Single by The Sunrays

from the album Andrea
- B-side: "You Don't Phase Me"
- Released: December 1965
- Recorded: December 1965
- Genre: Pop
- Length: 2:08
- Label: Tower
- Songwriter: Rick Henn
- Producer: Murry Wilson

The Sunrays singles chronology
| "I Live for the Sun" (1965) | "Andrea" (1965) | "Still" (1966) |

= Andrea (The Sunrays song) =

"Andrea" is a song by the American surf band The Sunrays. Composed by the band's singer/songwriter/drummer Rick Henn, it was the band's most successful single, peaking at #41 on the Billboard charts on March 5, 1966.

==Background==
It was the title track, but the second single released from the band's only original album, Andrea. The first single, "I Live for the Sun", had peaked at #51 on October 23, 1965, and reached #20 in Australia, and a cover by Vanity Fare reached the same position in the UK. The band had previously released a single, "Outta Gas", that was not on the album. The song features a five-part harmony, produced by Murry Wilson, who was also the father and producer of the Beach Boys.

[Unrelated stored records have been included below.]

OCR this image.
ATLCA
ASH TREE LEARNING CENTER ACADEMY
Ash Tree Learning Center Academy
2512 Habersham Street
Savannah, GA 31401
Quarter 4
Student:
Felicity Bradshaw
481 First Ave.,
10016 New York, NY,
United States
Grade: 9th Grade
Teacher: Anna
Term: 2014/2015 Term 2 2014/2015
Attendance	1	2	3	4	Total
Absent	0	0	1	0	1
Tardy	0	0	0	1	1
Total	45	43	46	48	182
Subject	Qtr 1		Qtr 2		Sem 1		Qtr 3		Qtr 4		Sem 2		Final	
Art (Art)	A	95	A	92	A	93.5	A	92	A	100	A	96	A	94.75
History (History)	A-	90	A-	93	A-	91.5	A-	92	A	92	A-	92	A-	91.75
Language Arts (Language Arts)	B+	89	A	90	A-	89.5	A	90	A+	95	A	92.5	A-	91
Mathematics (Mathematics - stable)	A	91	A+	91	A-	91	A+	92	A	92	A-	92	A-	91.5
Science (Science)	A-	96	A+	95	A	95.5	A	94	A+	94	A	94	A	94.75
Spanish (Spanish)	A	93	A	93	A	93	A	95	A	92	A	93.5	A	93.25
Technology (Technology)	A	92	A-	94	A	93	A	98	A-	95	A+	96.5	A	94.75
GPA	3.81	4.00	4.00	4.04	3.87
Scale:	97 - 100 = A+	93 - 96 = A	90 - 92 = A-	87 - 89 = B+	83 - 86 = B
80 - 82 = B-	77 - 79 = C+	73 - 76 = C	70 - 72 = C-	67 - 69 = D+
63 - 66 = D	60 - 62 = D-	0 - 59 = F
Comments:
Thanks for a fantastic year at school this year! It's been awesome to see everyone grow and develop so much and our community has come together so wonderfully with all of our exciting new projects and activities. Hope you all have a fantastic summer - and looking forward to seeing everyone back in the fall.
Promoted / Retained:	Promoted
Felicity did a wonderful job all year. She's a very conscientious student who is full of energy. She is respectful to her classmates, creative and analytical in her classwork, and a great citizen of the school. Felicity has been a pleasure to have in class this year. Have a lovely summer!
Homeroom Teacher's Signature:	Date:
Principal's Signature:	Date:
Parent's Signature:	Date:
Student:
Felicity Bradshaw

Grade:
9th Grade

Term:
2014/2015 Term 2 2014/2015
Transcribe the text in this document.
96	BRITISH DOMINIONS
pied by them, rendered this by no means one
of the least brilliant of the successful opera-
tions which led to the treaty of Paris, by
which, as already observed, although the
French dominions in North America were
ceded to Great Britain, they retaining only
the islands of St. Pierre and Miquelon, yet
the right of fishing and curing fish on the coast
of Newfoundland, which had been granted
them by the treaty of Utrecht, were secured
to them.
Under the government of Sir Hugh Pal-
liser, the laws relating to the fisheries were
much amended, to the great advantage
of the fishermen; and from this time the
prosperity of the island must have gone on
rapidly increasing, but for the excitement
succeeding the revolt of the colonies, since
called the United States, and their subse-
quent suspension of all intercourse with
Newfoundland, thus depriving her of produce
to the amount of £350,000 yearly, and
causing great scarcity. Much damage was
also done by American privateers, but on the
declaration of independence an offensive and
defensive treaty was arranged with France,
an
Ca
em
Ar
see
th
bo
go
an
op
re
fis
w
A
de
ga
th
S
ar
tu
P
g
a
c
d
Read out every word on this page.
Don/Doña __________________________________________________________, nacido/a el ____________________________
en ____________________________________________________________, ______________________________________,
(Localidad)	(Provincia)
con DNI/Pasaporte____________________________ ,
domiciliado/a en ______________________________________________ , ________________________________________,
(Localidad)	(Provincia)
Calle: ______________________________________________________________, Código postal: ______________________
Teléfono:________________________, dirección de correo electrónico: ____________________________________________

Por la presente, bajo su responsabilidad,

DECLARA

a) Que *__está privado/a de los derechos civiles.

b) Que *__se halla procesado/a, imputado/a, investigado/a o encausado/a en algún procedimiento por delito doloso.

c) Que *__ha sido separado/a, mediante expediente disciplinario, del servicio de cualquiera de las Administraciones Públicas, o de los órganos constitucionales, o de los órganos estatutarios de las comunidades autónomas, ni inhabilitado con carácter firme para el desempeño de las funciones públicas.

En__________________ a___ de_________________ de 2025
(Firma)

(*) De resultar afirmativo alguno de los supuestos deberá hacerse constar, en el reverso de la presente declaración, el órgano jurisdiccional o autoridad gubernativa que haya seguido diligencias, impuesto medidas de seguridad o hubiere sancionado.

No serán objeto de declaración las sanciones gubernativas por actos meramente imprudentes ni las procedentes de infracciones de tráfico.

The Sunrays spent 1964 as the opening act for the Beach Boys on tour. After Wilson was dismissed as manager for his sons' band, he suggested that the Sunrays get some songs together to put out an album of their own. While on an airplane, guitarist Eddy Medora met "this beautiful stewardess, just lovely." He promised he would write a song about her when he returned home. He mentioned the conversation to Henn. By the time of the band's first rehearsal after returning home, Henn had completed writing the song. While the girl on the album cover was named Samantha, the band launched a nationwide contest, advertised in Tiger Beat, to find Andrea.